April 8, 1933 – The Silly Symphony Father Noah’s Ark is Released to Theaters


“Oh, I’m Father Noah, captain of this bark, I make the plans and give commands to build the ark.”

On April 8, 1933, the Silly Symphony Father Noah’s Ark was released to theaters. This is the first of two shorts featuring the biblical story; the other was a stop-motion special short released in 1959. This Silly Symphony was directed by Wilfred Jackson.

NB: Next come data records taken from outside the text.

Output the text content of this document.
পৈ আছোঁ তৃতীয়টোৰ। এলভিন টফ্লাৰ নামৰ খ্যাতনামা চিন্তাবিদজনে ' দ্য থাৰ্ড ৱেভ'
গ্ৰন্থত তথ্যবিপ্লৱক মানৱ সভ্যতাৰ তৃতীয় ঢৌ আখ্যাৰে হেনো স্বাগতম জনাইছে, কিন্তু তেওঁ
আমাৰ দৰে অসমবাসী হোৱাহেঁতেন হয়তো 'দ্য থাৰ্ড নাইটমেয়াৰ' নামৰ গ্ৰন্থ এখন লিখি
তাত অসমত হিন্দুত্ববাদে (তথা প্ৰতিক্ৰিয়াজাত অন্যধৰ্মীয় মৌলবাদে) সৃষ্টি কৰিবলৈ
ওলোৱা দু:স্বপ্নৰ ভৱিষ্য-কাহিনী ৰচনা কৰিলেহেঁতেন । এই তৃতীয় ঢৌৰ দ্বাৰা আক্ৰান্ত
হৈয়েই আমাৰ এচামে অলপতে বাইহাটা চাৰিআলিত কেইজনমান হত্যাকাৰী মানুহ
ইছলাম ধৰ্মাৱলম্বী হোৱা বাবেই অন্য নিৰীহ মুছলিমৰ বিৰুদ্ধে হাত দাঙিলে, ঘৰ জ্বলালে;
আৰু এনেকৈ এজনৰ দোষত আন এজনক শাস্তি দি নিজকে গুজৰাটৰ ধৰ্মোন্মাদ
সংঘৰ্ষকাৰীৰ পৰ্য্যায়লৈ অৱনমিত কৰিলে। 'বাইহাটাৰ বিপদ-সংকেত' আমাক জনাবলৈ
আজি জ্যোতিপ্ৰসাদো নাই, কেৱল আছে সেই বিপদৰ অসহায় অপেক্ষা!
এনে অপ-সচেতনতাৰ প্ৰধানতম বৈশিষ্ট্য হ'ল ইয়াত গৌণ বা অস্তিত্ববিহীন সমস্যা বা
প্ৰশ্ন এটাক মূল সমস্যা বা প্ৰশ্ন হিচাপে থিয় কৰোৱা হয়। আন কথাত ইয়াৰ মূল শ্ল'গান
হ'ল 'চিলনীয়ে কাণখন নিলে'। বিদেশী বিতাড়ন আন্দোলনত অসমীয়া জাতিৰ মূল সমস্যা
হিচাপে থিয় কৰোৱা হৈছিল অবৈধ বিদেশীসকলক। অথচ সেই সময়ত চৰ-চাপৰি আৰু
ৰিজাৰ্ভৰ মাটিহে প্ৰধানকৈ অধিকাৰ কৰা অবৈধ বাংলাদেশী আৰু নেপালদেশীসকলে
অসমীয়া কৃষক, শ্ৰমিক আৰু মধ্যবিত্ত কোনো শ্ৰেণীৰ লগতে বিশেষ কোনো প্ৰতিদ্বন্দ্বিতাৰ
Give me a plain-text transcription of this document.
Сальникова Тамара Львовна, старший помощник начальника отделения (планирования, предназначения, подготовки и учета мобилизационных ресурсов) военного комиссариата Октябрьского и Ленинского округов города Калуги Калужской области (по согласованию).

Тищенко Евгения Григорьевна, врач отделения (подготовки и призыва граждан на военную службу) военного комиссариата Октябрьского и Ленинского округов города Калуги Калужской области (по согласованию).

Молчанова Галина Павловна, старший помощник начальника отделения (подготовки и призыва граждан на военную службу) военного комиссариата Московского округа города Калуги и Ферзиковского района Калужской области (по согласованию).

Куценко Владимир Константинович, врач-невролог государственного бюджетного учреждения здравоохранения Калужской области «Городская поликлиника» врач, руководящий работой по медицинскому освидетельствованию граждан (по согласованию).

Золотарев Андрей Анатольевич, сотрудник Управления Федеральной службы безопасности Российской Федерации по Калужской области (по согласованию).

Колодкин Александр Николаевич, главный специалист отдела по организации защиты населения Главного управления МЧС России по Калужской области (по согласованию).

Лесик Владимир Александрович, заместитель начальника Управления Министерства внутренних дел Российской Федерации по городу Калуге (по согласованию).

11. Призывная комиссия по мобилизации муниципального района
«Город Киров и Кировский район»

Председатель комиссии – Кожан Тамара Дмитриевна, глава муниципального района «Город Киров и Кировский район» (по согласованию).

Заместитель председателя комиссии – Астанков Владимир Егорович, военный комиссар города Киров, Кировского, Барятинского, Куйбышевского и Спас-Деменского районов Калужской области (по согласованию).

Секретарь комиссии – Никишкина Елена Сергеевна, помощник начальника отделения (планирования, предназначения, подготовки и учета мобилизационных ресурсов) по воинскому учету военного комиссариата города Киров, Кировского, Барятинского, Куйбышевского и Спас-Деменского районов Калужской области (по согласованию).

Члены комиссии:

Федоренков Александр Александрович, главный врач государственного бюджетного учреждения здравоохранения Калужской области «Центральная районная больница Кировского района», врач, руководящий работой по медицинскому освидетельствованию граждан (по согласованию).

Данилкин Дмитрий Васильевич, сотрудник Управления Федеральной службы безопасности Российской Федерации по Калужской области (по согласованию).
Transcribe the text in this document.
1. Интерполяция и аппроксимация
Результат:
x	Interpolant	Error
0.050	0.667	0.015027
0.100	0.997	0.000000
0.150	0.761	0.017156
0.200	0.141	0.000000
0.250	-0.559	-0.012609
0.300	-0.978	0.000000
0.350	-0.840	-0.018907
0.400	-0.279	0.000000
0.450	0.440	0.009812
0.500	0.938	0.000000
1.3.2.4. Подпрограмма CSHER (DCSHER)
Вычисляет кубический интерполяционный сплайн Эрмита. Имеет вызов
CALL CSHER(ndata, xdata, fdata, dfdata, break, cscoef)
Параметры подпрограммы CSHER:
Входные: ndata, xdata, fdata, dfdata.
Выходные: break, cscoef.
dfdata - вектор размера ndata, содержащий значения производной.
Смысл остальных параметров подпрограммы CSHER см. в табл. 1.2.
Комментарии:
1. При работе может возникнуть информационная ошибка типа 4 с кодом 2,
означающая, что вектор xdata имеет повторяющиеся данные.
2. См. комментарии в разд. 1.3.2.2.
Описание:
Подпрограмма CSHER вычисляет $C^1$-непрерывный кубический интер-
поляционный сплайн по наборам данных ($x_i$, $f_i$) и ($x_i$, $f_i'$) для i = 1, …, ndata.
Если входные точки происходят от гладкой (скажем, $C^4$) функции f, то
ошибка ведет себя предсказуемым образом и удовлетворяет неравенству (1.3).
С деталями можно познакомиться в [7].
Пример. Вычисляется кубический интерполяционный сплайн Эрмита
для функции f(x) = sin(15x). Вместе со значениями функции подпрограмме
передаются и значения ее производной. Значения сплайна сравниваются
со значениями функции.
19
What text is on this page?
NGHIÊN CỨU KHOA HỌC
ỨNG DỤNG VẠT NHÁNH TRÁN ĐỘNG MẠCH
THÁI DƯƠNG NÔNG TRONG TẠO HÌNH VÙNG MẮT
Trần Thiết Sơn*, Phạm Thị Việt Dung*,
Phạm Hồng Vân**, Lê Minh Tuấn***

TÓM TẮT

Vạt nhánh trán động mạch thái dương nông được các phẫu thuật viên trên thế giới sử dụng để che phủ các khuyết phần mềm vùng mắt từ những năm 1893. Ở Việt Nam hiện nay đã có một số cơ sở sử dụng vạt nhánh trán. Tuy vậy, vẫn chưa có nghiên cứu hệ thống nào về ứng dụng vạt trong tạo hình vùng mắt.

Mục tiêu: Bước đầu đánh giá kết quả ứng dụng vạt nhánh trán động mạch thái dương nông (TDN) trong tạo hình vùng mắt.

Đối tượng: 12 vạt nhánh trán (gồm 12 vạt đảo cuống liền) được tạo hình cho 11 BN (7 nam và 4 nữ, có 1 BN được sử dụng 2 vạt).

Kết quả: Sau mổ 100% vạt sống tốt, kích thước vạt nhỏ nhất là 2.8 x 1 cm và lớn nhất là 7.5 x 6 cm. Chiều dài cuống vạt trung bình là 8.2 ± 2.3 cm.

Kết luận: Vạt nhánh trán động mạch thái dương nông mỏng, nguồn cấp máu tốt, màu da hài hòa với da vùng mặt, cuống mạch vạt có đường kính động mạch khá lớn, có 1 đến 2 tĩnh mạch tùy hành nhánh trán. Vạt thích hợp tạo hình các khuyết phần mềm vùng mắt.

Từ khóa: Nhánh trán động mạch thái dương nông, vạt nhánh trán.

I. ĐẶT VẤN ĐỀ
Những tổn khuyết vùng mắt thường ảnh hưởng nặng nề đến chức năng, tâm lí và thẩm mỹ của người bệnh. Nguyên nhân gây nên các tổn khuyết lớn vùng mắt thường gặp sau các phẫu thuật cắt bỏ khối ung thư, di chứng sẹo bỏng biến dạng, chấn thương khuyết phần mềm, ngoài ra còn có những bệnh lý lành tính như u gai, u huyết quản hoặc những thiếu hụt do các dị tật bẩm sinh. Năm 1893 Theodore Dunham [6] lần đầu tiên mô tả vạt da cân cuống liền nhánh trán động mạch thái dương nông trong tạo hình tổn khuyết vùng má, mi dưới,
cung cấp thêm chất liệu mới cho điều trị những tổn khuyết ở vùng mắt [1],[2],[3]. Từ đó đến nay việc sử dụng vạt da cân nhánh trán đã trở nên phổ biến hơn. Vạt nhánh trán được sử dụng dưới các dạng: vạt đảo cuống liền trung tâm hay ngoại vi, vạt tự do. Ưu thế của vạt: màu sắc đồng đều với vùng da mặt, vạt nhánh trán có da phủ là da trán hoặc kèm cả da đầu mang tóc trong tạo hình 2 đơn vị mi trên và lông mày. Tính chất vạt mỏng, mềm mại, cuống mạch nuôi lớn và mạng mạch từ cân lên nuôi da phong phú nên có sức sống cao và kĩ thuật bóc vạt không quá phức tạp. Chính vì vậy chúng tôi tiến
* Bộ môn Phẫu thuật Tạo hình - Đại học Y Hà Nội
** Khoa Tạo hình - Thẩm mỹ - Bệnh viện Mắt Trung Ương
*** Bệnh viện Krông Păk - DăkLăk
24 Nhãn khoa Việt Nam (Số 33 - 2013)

The short begins with all the animals helping Noah build the ark, while he holds up his plans. His three sons assist with the creation of the ark, while their wives start loading food into the ship. Noah’s wife is doing laundry while singing to the audience that she is the one in control of this ship, “you bet your life.” Noah and his family have come up with ingenious ways to use the animals to help with the building, including a charging rhino to help slice the planks, and woodpeckers to hammer in nails. Suddenly, the sun is covered by angry clouds, and Noah and his sons call all the animals to the boat, as the rain has begun. The animals race over and board while Noah checks his list. Two skunks are late arriving, and when Noah and his sons see the skunks, they quickly pull up the gangplank and sail away. The skunks, however, swim out after them. The storm grows violent, and the skunks have made it on to the boat, but have to hold to the roof for dear life. Inside, the animals are shoved back and forth due to the rocking of the ship. The forty days of rain passes by slowly, but soon, the clouds abate and the sun is shining once again. The animals look out the windows and enjoy the sun. A dove flies back with an olive branch, and everyone disembarks, ready to be on land again.